Something I grew tired of in roleplaying games is to roll to succeed. If I look at the skill/ability roll from another perspective, it means that the default state for actions … is to fail. Characters are basically walking around with a fail state looming over them, if anything challenging were to happen to them, and they can only break that state by rolling against their skills.
The first twenty minutes in this video touches this topic, and the next thirty minutes talk about how to avoid “avoid failure” in a boardgame.
Yes, I have played and read both, but you still roll to avoid failure in both games. There are other games with a fail forward mechanic, but “fail forward” is in these games just a game master technique, and I don’t have much for these “soft” mechanics anymore. I’ve grown to dislike systems with “layered mechanics”, where you, for example, got rules, then atop of that you got techniques, and then another layer on top of that with safety mechanics. These should all, in my opinion, be on the same level, presented as part of the game’s (hard) mechanics, i.e. game rules, because it’s easier to understand the system if you do it in that way.
It’s, for me, weird to have game mechanics presented and then, 200 pages later, you got techniques for how you should use the mechanics. This is my biggest beef with roleplaying games nowadays, where the game master is presented with three chunks of information - mechanics, setting and techniques - and then have to create something from it. The roleplaying games are therefor not to be looked upon as games per se, in my definition, but as game engines.

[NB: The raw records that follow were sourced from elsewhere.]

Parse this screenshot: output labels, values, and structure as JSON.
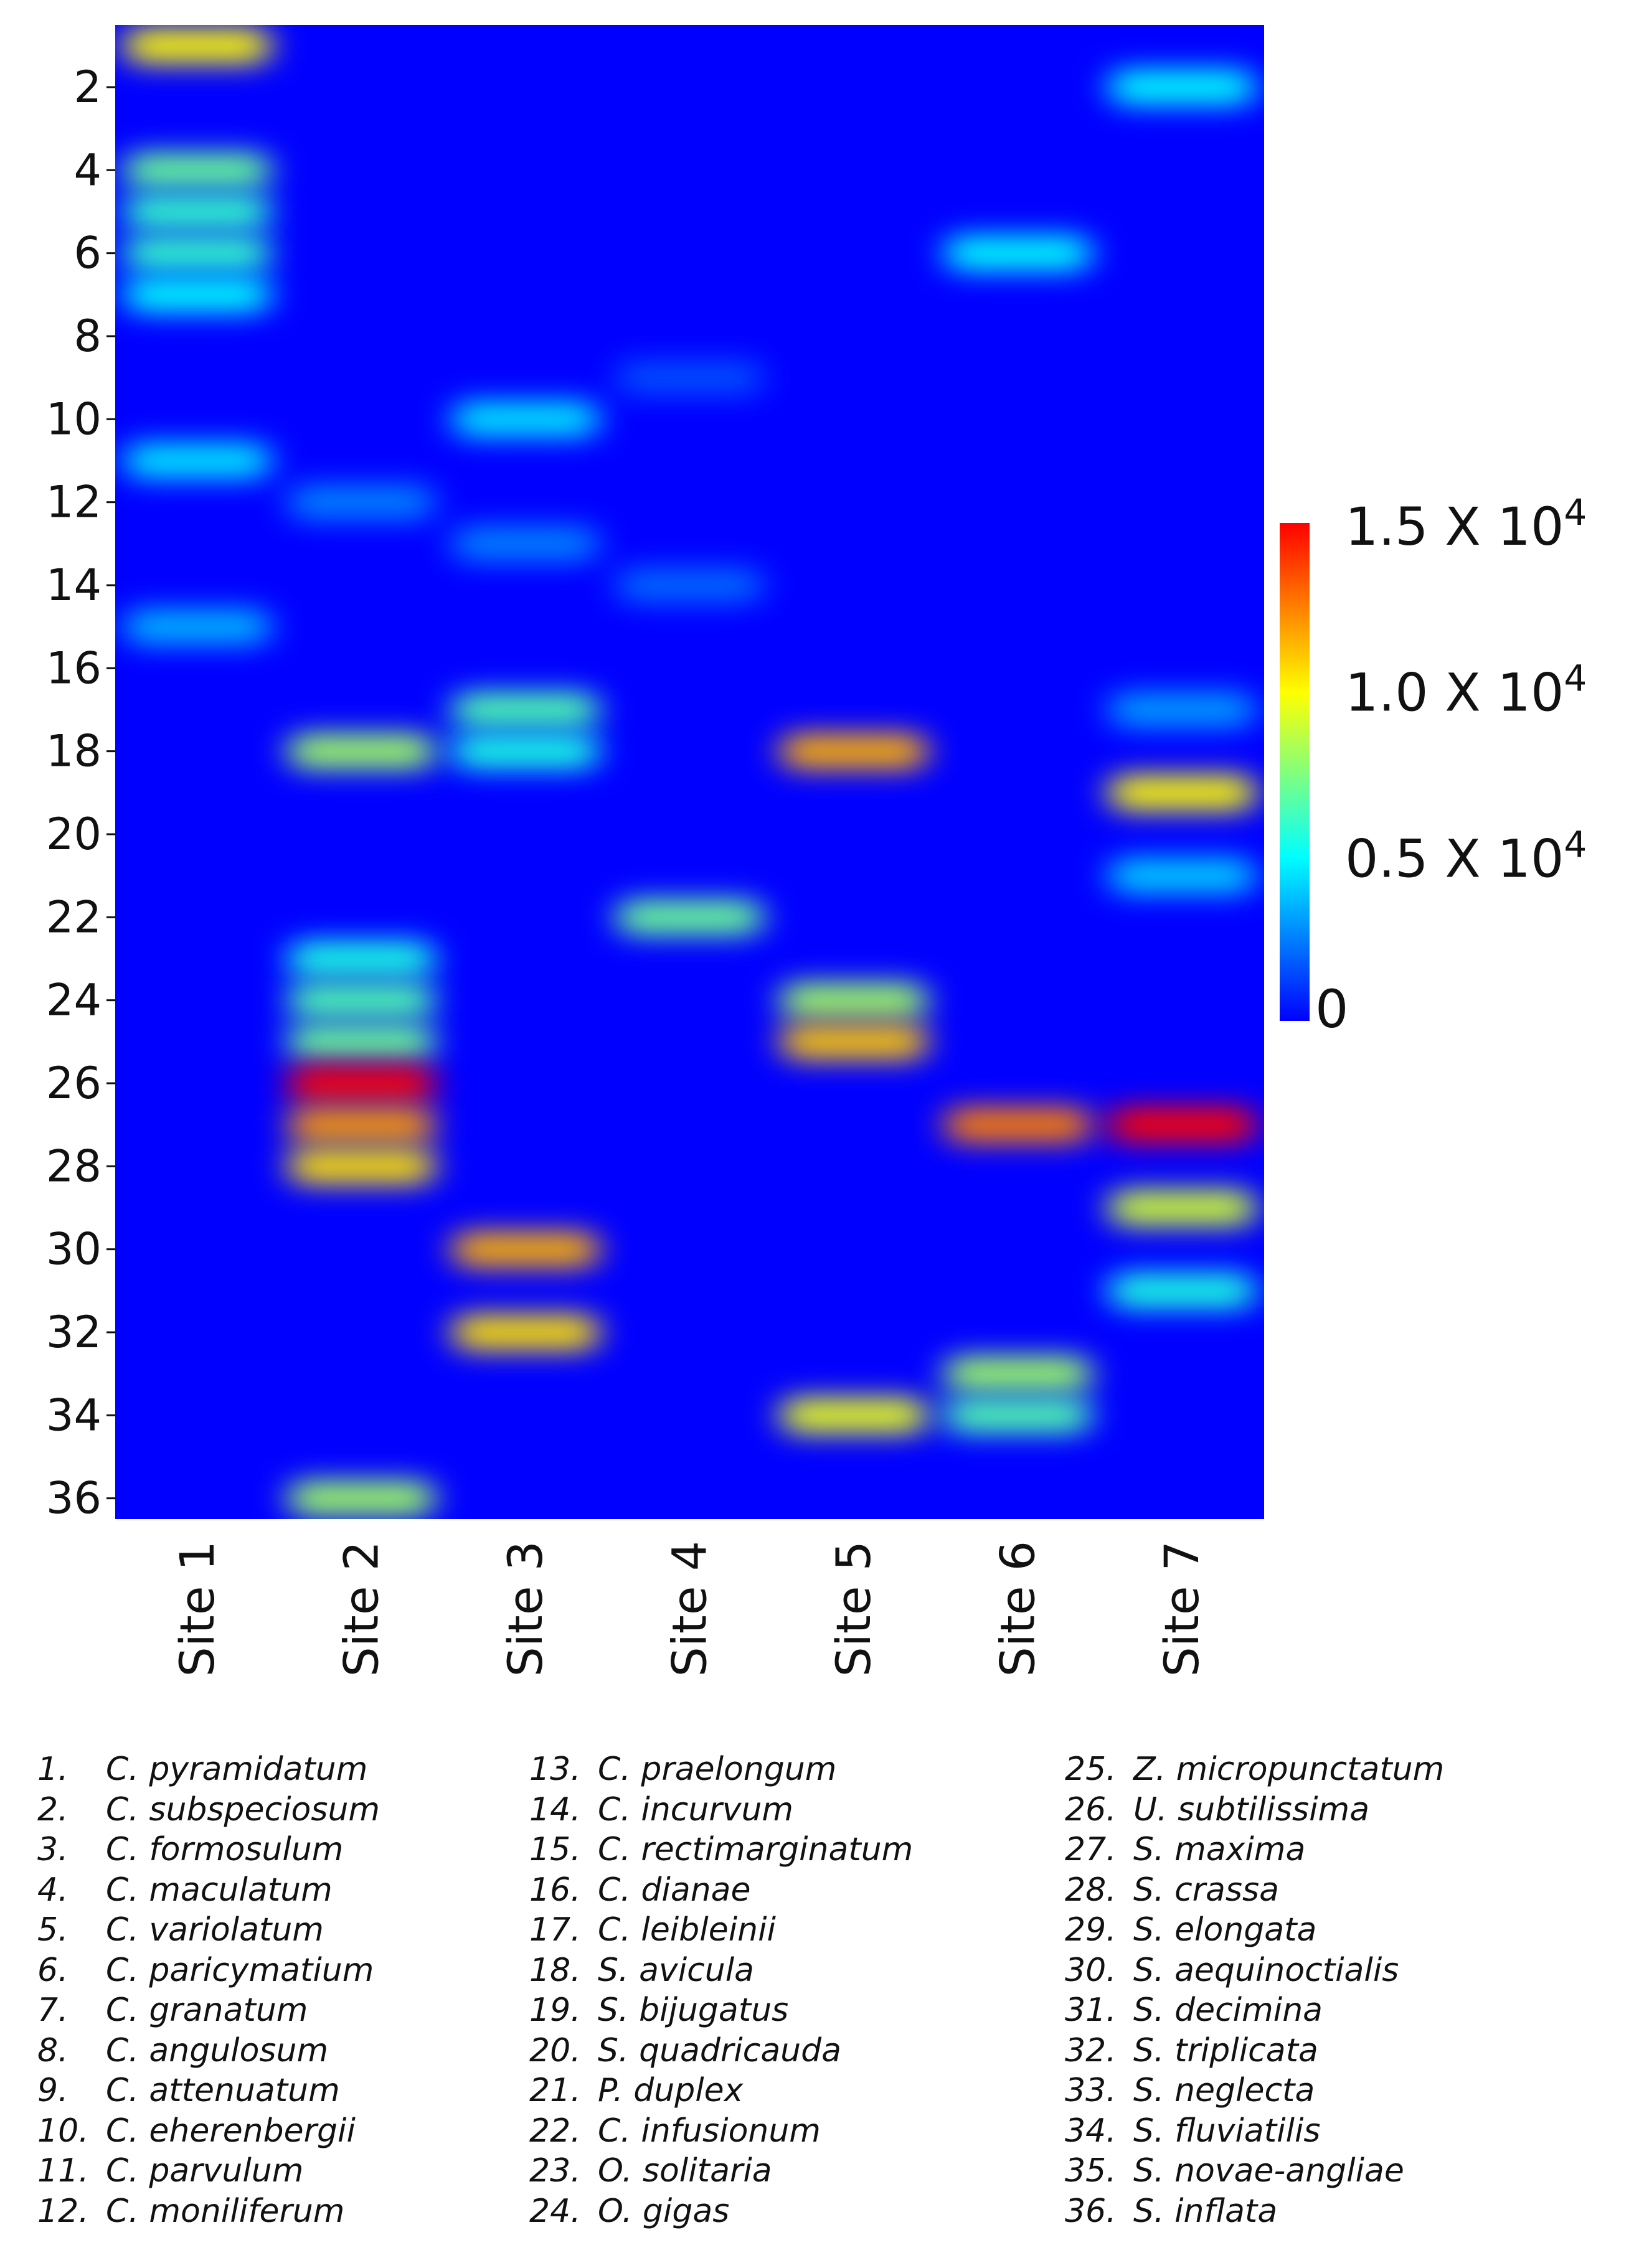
{
  "chart_data": {
    "type": "heatmap",
    "x_categories": [
      "Site 1",
      "Site 2",
      "Site 3",
      "Site 4",
      "Site 5",
      "Site 6",
      "Site 7"
    ],
    "y_range": [
      1,
      36
    ],
    "y_ticks": [
      "2",
      "4",
      "6",
      "8",
      "10",
      "12",
      "14",
      "16",
      "18",
      "20",
      "22",
      "24",
      "26",
      "28",
      "30",
      "32",
      "34",
      "36"
    ],
    "colorbar": {
      "min": 0,
      "max": 15000,
      "labels": [
        {
          "value": 15000,
          "mantissa": "1.5 X 10",
          "exp": "4"
        },
        {
          "value": 10000,
          "mantissa": "1.0 X 10",
          "exp": "4"
        },
        {
          "value": 5000,
          "mantissa": "0.5 X 10",
          "exp": "4"
        },
        {
          "value": 0,
          "mantissa": "0",
          "exp": ""
        }
      ],
      "colors": [
        "#0000ff",
        "#00ffff",
        "#ffff00",
        "#ff0000"
      ]
    },
    "values": [
      {
        "species": 1,
        "site": 1,
        "value": 10000
      },
      {
        "species": 2,
        "site": 7,
        "value": 5000
      },
      {
        "species": 4,
        "site": 1,
        "value": 7000
      },
      {
        "species": 5,
        "site": 1,
        "value": 6000
      },
      {
        "species": 6,
        "site": 1,
        "value": 6000
      },
      {
        "species": 6,
        "site": 6,
        "value": 5000
      },
      {
        "species": 7,
        "site": 1,
        "value": 5000
      },
      {
        "species": 9,
        "site": 4,
        "value": 1500
      },
      {
        "species": 10,
        "site": 3,
        "value": 4500
      },
      {
        "species": 11,
        "site": 1,
        "value": 4500
      },
      {
        "species": 12,
        "site": 2,
        "value": 2500
      },
      {
        "species": 13,
        "site": 3,
        "value": 2500
      },
      {
        "species": 14,
        "site": 4,
        "value": 2000
      },
      {
        "species": 15,
        "site": 1,
        "value": 3500
      },
      {
        "species": 17,
        "site": 3,
        "value": 6500
      },
      {
        "species": 17,
        "site": 7,
        "value": 3000
      },
      {
        "species": 18,
        "site": 2,
        "value": 8000
      },
      {
        "species": 18,
        "site": 3,
        "value": 5500
      },
      {
        "species": 18,
        "site": 5,
        "value": 11500
      },
      {
        "species": 19,
        "site": 7,
        "value": 10000
      },
      {
        "species": 21,
        "site": 7,
        "value": 4000
      },
      {
        "species": 22,
        "site": 4,
        "value": 7000
      },
      {
        "species": 23,
        "site": 2,
        "value": 5500
      },
      {
        "species": 24,
        "site": 2,
        "value": 6500
      },
      {
        "species": 24,
        "site": 5,
        "value": 8000
      },
      {
        "species": 25,
        "site": 2,
        "value": 7000
      },
      {
        "species": 25,
        "site": 5,
        "value": 11000
      },
      {
        "species": 26,
        "site": 2,
        "value": 15000
      },
      {
        "species": 27,
        "site": 2,
        "value": 12000
      },
      {
        "species": 27,
        "site": 6,
        "value": 12500
      },
      {
        "species": 27,
        "site": 7,
        "value": 15000
      },
      {
        "species": 28,
        "site": 2,
        "value": 10500
      },
      {
        "species": 29,
        "site": 7,
        "value": 9000
      },
      {
        "species": 30,
        "site": 3,
        "value": 11500
      },
      {
        "species": 31,
        "site": 7,
        "value": 5500
      },
      {
        "species": 32,
        "site": 3,
        "value": 10500
      },
      {
        "species": 33,
        "site": 6,
        "value": 8000
      },
      {
        "species": 34,
        "site": 5,
        "value": 9500
      },
      {
        "species": 34,
        "site": 6,
        "value": 6500
      },
      {
        "species": 36,
        "site": 2,
        "value": 8000
      }
    ]
  },
  "legend": {
    "columns": [
      [
        {
          "num": "1.",
          "name": "C. pyramidatum"
        },
        {
          "num": "2.",
          "name": "C. subspeciosum"
        },
        {
          "num": "3.",
          "name": "C. formosulum"
        },
        {
          "num": "4.",
          "name": "C. maculatum"
        },
        {
          "num": "5.",
          "name": "C. variolatum"
        },
        {
          "num": "6.",
          "name": "C. paricymatium"
        },
        {
          "num": "7.",
          "name": "C. granatum"
        },
        {
          "num": "8.",
          "name": "C. angulosum"
        },
        {
          "num": "9.",
          "name": "C. attenuatum"
        },
        {
          "num": "10.",
          "name": "C. eherenbergii"
        },
        {
          "num": "11.",
          "name": "C. parvulum"
        },
        {
          "num": "12.",
          "name": "C. moniliferum"
        }
      ],
      [
        {
          "num": "13.",
          "name": "C. praelongum"
        },
        {
          "num": "14.",
          "name": "C. incurvum"
        },
        {
          "num": "15.",
          "name": "C. rectimarginatum"
        },
        {
          "num": "16.",
          "name": "C. dianae"
        },
        {
          "num": "17.",
          "name": "C. leibleinii"
        },
        {
          "num": "18.",
          "name": "S. avicula"
        },
        {
          "num": "19.",
          "name": "S. bijugatus"
        },
        {
          "num": "20.",
          "name": "S. quadricauda"
        },
        {
          "num": "21.",
          "name": "P. duplex"
        },
        {
          "num": "22.",
          "name": "C. infusionum"
        },
        {
          "num": "23.",
          "name": "O. solitaria"
        },
        {
          "num": "24.",
          "name": "O. gigas"
        }
      ],
      [
        {
          "num": "25.",
          "name": "Z. micropunctatum"
        },
        {
          "num": "26.",
          "name": "U. subtilissima"
        },
        {
          "num": "27.",
          "name": "S. maxima"
        },
        {
          "num": "28.",
          "name": "S. crassa"
        },
        {
          "num": "29.",
          "name": "S. elongata"
        },
        {
          "num": "30.",
          "name": "S. aequinoctialis"
        },
        {
          "num": "31.",
          "name": "S. decimina"
        },
        {
          "num": "32.",
          "name": "S. triplicata"
        },
        {
          "num": "33.",
          "name": "S. neglecta"
        },
        {
          "num": "34.",
          "name": "S. fluviatilis"
        },
        {
          "num": "35.",
          "name": "S. novae-angliae"
        },
        {
          "num": "36.",
          "name": "S. inflata"
        }
      ]
    ]
  }
}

Some roleplaying games stray away from this pattern, and are presented as games; I personally strive to have the manual present the game much like boardgame does, but instead of focusing on winning or mastering the game, we tell stories instead.
I have made two games where you don’t roll to break the fail state (i.e. roll to succeed). Imagine is a free pdf game (and conflict free) and This is Pulp is … coming … when I figure out how I can write that game. The game is finished. I can’t wrap my head around how to present it, because roleplaying games have such a lousy structure in how the text is conveyed, generally. Fortune Cookies and Nuclear War is a great example of a boardgame like presentation with no “layered mechanics”.

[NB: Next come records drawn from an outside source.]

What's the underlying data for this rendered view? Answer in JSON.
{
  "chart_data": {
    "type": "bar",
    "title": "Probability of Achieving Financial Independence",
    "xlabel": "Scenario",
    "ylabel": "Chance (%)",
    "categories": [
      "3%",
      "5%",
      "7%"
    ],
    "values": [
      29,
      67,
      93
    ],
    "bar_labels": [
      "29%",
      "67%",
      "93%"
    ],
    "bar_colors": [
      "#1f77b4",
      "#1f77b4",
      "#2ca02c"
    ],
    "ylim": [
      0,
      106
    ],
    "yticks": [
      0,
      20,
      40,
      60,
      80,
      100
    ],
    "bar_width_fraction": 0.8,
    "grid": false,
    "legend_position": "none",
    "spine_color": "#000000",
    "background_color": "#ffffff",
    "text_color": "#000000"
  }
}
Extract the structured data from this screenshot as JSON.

In the three pager game This is Pulp, which is inspired by Indiana Jones, King Kong, Die Hard, Sky Captain and the World of Tomorrow, Rocketeer, and the latest animated Tintin movie: You are thrown into dangers, but you never roll to fail. You always succeed with what you intend, but you roll to avoid consequences - either hurting someone, destroying things or taking more time than intended.
It didn’t feel right to fail in a pulp game, and “player vs game” or “player vs game master” is not the tone that I’m after. Instead, I want the group to tell a fast paced pulp story in 1,5 hours, and I did partly that by removing the “win strive” that is typical in for roleplaying games, and—with the mechanics—give guidelines to the players in how to describe their actions.
Another thing I noticed is what sometimes happens when I play the intrigues in the fish tank, where there are no fail states - you can’t fail in the scenario - but the emergent story takes instead a different route. That’s why it’s so hard to predict how long a fish tank scenario is going to take, because there are no ends. It’s just a constant flow of actions, where the players act and the game master react. It’s up to everyone to decide when to end.
Please, do note: I talk about my perspective here. It’s not much use if you try to convince me that I’m wrong or present other perspectives. I don’t think I’m wrong in my opinions, just as I don’t think you are wrong in yours. I rather you instead ask questions if you’re interested in my point of view, or if you want me to clarify some parts of what I wrote.